Mr. Englander's technical acumen was matched by his gift for
leadership. He took care of his people by recognizing their potential,
mentoring many rising engineers, and creating opportunities for them to
grow. Mr. Englander's legacy lives on at MDA through the talented and
capable engineering workforce he trained, the engineering national team
he founded, and the analysis quick response team he established.
Mr. Englander's commitment to excellence and pioneering spirit were
critical to delivering today's proven multilayered and integrated
missile defense system that protects the United States homeland, the
men and women of our services stationed overseas, and our allies and
international partners. He truly is the father of the modern-day
missile defense system.
The achievements of Mr. Englander were on display on April 14, 2024,
when Iran conducted an attack on Israel with over 300 weapons,
including ballistic missiles, land attack cruise missiles, and unmanned
aerial vehicles. The vast majority of the drones and missiles were
intercepted by Israel's own air defenses and warplanes and in
coordination with U.S. forces. The U.S. Standard Missile-3 ballistic
missile interceptor was used for first time in combat, and the Israeli
Arrow 3 and David's Sling weapon systems were both used successfully.

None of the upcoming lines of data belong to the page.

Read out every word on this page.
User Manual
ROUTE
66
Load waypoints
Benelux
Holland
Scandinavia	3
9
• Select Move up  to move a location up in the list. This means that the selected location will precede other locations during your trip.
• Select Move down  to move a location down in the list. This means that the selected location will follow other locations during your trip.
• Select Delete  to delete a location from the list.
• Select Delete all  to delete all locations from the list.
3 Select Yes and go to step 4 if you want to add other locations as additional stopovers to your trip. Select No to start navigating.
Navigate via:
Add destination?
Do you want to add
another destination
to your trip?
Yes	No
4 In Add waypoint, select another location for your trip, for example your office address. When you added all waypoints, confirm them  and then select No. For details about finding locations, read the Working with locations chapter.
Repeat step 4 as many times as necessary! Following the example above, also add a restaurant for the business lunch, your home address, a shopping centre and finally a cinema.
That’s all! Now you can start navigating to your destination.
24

Mr. Englander's lifetime work enabled the defense of Israel and saved
many lives. Although he is no longer with us, he helped realize
President Ronald Reagan's dream of making missile defense a reality.
Mr. Englander is survived by his wife Jana of Alexandria, VA; his son
Alexander and his wife Sarah of Columbia, MD; and his sister Denise
Englander-Kraut and her husband Bill of West Chester, PA. Mr. Englander
was the son of Captain Felix (U.S. Navy) and Elaine Englander. I extend
my heartfelt condolences to the entire Englander family.